🤖 AI Summary
Large language models (LLMs) and reinforcement learning (RL) agents suffer from weak planning capability and low sample efficiency when coupled via unidirectional enhancement—where LLMs merely guide RL without adaptive feedback. Method: We propose a teacher-student collaborative, recursive bidirectional feedback framework: the LLM acts as a high-level planner (“teacher”), while the RL agent (“student”) executes actions and returns real-time environmental signals; these signals dynamically recalibrate LLM token generation and enable RL to leverage linguistic abstractions for improved policy exploration. Contribution/Results: This establishes the first closed-loop paradigm of “I assist you, you assist me, and we co-evolve,” breaking unidirectional augmentation limitations. Evaluated on diverse complex planning tasks, our method improves LLM reasoning accuracy by +12.3% and RL sample efficiency by 3.8×, accelerates convergence of both components, and expands the solvable task boundary.
📝 Abstract
Large Language Models (LLMs) have demonstrated remarkable capabilities for reinforcement learning (RL) models, such as planning and reasoning capabilities. However, the problems of LLMs and RL model collaboration still need to be solved.
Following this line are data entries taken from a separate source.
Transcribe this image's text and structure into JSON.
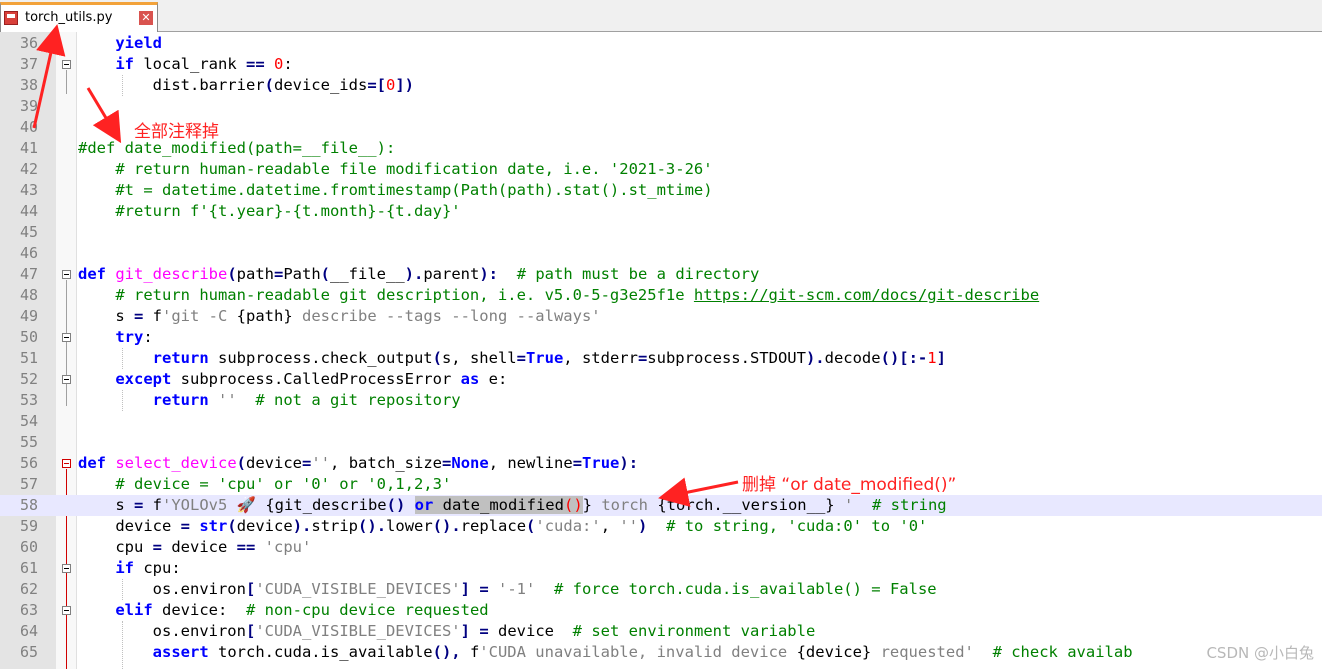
{
  "tab": {
    "filename": "torch_utils.py",
    "close_glyph": "✕",
    "icon": "floppy-disk-icon"
  },
  "annotations": {
    "comment_out": "全部注释掉",
    "delete_hint": "删掉 “or date_modified()”"
  },
  "watermark": "CSDN @小白兔",
  "colors": {
    "keyword": "#0000ff",
    "comment": "#008000",
    "string": "#808080",
    "number": "#ff0000",
    "function": "#ff00ff",
    "annotation": "#ff2222"
  },
  "lines": [
    {
      "n": "36",
      "t": "    yield"
    },
    {
      "n": "37",
      "t": "    if local_rank == 0:"
    },
    {
      "n": "38",
      "t": "        dist.barrier(device_ids=[0])"
    },
    {
      "n": "39",
      "t": ""
    },
    {
      "n": "40",
      "t": ""
    },
    {
      "n": "41",
      "t": "#def date_modified(path=__file__):"
    },
    {
      "n": "42",
      "t": "    # return human-readable file modification date, i.e. '2021-3-26'"
    },
    {
      "n": "43",
      "t": "    #t = datetime.datetime.fromtimestamp(Path(path).stat().st_mtime)"
    },
    {
      "n": "44",
      "t": "    #return f'{t.year}-{t.month}-{t.day}'"
    },
    {
      "n": "45",
      "t": ""
    },
    {
      "n": "46",
      "t": ""
    },
    {
      "n": "47",
      "t": "def git_describe(path=Path(__file__).parent):  # path must be a directory"
    },
    {
      "n": "48",
      "t": "    # return human-readable git description, i.e. v5.0-5-g3e25f1e https://git-scm.com/docs/git-describe"
    },
    {
      "n": "49",
      "t": "    s = f'git -C {path} describe --tags --long --always'"
    },
    {
      "n": "50",
      "t": "    try:"
    },
    {
      "n": "51",
      "t": "        return subprocess.check_output(s, shell=True, stderr=subprocess.STDOUT).decode()[:-1]"
    },
    {
      "n": "52",
      "t": "    except subprocess.CalledProcessError as e:"
    },
    {
      "n": "53",
      "t": "        return ''  # not a git repository"
    },
    {
      "n": "54",
      "t": ""
    },
    {
      "n": "55",
      "t": ""
    },
    {
      "n": "56",
      "t": "def select_device(device='', batch_size=None, newline=True):"
    },
    {
      "n": "57",
      "t": "    # device = 'cpu' or '0' or '0,1,2,3'"
    },
    {
      "n": "58",
      "t": "    s = f'YOLOv5 🚀 {git_describe() or date_modified()} torch {torch.__version__} '  # string"
    },
    {
      "n": "59",
      "t": "    device = str(device).strip().lower().replace('cuda:', '')  # to string, 'cuda:0' to '0'"
    },
    {
      "n": "60",
      "t": "    cpu = device == 'cpu'"
    },
    {
      "n": "61",
      "t": "    if cpu:"
    },
    {
      "n": "62",
      "t": "        os.environ['CUDA_VISIBLE_DEVICES'] = '-1'  # force torch.cuda.is_available() = False"
    },
    {
      "n": "63",
      "t": "    elif device:  # non-cpu device requested"
    },
    {
      "n": "64",
      "t": "        os.environ['CUDA_VISIBLE_DEVICES'] = device  # set environment variable"
    },
    {
      "n": "65",
      "t": "        assert torch.cuda.is_available(), f'CUDA unavailable, invalid device {device} requested'  # check availab"
    }
  ]
}
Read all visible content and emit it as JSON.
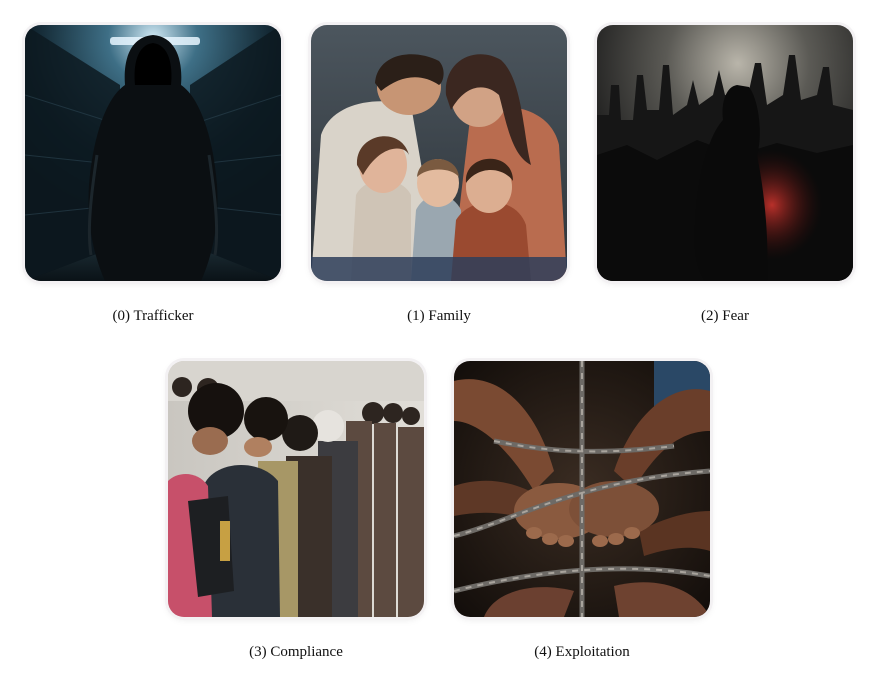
{
  "figure": {
    "panels": [
      {
        "caption": "(0) Trafficker",
        "image_subject": "hooded-figure-in-corridor"
      },
      {
        "caption": "(1) Family",
        "image_subject": "family-embrace"
      },
      {
        "caption": "(2) Fear",
        "image_subject": "shadow-figure-dark-city"
      },
      {
        "caption": "(3) Compliance",
        "image_subject": "line-of-people-heads-bowed"
      },
      {
        "caption": "(4) Exploitation",
        "image_subject": "chained-hands"
      }
    ]
  }
}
In this study, we employ a teacher-student learning framework to tackle these problems, specifically by offering feedback for LLMs using RL models and providing high-level information for RL models with LLMs in a cooperative multi-agent setting. Within this framework, the LLM acts as a teacher, while the RL model acts as a student. The two agents cooperatively assist each other through a process of recursive help, such as"I help you help I help."The LLM agent supplies abstract information to the RL agent, enabling efficient exploration and policy improvement. In turn, the RL agent offers feedback to the LLM agent, providing valuable, real-time information that helps generate more useful tokens. This bi-directional feedback loop promotes optimization, exploration, and mutual improvement for both agents, enabling them to accomplish increasingly challenging tasks. Remarkably, we propose a practical algorithm to address the problem and conduct empirical experiments to evaluate the effectiveness of our method.